Upgrade plan, starting with codfw cluster. Feel free to edit as necessary to better reflect reality, lessons learned while performing initial beta cluster migration, etc.
25-27 May, after wmf.3 branch cut:
Update warmers on current 1.7 cluster Record the output of curl search.svc.codfw.wmnet/_cluster/settings to be re-applied Update plugins repository. Do not sync out to prod Pull new plugins to beta cluster Install elasticsearch 2.3.3 deb to beta cluster Bring down beta cluster elasticsearch servers Bring full cluster back up. All servers are master capable. Re-apply transient cluster settings recorded above At this point we are running new elasticsearch on old CirrusSearch code. Ensure writes are still going through. Merge es2.x branch to master (CirrusSearch, Elastica, and vendor). Merge individual patches for ApiFeatureUsage, Translate and GeoData. Push to gerrit and merge
- Manual testing. Ensure daily browser tests still pass.

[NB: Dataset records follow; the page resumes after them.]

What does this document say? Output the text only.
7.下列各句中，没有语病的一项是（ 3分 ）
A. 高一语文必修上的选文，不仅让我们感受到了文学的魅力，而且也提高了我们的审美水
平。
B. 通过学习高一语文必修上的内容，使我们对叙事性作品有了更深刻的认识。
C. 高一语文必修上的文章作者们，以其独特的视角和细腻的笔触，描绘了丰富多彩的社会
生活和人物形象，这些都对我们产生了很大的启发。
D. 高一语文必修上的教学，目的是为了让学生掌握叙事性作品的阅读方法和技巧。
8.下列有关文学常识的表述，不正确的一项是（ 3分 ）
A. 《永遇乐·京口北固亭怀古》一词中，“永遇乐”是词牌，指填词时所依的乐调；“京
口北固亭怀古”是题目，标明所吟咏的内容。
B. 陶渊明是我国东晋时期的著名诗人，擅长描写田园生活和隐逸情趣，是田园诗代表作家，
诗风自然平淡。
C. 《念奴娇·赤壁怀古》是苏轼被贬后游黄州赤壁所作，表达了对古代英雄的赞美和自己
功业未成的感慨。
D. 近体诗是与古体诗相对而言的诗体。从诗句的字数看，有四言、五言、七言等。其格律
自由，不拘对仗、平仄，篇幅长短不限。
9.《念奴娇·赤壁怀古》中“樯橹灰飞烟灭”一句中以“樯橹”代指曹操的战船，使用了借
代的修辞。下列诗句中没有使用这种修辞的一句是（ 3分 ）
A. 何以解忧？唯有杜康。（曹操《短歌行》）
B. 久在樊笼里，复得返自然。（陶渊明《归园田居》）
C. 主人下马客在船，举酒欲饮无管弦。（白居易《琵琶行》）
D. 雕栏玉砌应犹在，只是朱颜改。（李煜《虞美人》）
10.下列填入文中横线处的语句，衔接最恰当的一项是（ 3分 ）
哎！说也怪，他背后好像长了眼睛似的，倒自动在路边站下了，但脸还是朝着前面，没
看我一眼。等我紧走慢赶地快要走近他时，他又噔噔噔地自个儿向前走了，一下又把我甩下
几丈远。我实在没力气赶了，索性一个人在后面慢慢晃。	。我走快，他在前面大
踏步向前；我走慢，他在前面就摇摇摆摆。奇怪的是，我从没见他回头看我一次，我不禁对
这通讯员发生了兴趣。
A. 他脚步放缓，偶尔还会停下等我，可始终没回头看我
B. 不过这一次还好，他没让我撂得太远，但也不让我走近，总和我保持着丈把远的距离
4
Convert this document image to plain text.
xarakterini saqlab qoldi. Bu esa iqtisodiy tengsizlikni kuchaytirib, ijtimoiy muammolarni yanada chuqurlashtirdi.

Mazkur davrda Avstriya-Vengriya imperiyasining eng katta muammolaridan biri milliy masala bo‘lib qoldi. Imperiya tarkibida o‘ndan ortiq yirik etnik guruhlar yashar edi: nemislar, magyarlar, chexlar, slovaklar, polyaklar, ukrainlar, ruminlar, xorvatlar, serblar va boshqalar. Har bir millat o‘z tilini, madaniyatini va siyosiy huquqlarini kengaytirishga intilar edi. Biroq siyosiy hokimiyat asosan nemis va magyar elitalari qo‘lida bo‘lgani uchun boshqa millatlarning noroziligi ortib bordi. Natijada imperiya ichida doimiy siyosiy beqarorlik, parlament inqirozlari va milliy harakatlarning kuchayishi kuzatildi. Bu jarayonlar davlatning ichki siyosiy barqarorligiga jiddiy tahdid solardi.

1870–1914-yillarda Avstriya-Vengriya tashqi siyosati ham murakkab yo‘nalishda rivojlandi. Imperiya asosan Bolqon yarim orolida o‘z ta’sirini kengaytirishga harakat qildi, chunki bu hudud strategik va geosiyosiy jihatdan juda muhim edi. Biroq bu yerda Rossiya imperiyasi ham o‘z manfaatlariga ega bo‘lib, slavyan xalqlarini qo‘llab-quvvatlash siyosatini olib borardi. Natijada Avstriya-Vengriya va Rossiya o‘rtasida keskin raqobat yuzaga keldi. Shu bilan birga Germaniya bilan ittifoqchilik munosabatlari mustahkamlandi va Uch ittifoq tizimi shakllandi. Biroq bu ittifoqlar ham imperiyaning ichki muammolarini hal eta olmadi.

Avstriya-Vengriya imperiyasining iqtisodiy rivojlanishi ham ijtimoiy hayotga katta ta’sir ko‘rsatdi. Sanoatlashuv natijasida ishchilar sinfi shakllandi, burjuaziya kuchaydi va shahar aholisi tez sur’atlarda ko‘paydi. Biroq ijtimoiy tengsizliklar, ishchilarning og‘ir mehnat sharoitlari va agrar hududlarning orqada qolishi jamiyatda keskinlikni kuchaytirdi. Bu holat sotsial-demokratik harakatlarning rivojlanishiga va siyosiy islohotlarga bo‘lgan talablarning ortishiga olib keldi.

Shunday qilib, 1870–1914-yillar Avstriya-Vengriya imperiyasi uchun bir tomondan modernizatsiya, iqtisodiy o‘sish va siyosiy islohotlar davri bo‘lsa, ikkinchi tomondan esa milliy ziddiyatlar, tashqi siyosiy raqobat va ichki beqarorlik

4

- TODO: Is it possible to do more testing with beta cluster this week?
Monday, May 30:
Prepare and merge patch disabling completion suggester index rebuilds(not needed elastic version check will prevent the script from running) Prepare mediawiki-config patch to send wmf.4 (expected to be cut May 31) search traffic to codfw cluster.https://gerrit.wikimedia.org/r/291257
- Swat out config patch sending wmf.4 searches to codfw with monday evening (SF) SWAT
Pull plugins repository on terbium and sync out to all elasticsearch servers
- eqiad systems *must*not* be restarted after this has been done
Copy ttmserver index from eqiad to codfw (16 to 20 min with adhoc bash script on terbium) Install elasticsearch 2.3.3 deb to all elasticsearch servers in codfw Bring full codfw cluster down Start all codfw master nodes
- Note that once a node has been started under 2.x we will no longer be able to restart that node as 1.7 without losing all the data.
After a master has been decided bring up all codfw data nodes
- Ensure codfw cluster is green and that writes are draining from the job queue into the cluster
- Test on testwiki after train rolls forward. Monitor logs to ensure everything seems sane
- Be available during train rollout
- Like tues, but non-wikipedia sites
- Be available during train deploy for any potential issues.
- Verify via grafana that all search traffic is on codfw.
- Prepare and merge patch enabling completion suggester index rebuilds
- Prepare mediawiki-config patch to remove wmf.4 hacks and point all search traffic back at eqiad
- Follow same process to upgrade eqiad cluster as was used for codfw
- Ensure eqiad cluster is green and that writes are draining from the job queue into the cluster
Alternative ideas rejected:
- Considered doing the upgrade outside the train, with a big "flip the switch" sending all traffic to codfw. Rejected as more dangerous than necessary.
- If the 1.7 code is talking to a 2.x cluster (index updates), any exception such as the normal DocumentMissingException will cause an Array to string conversion notice. These are acceptable.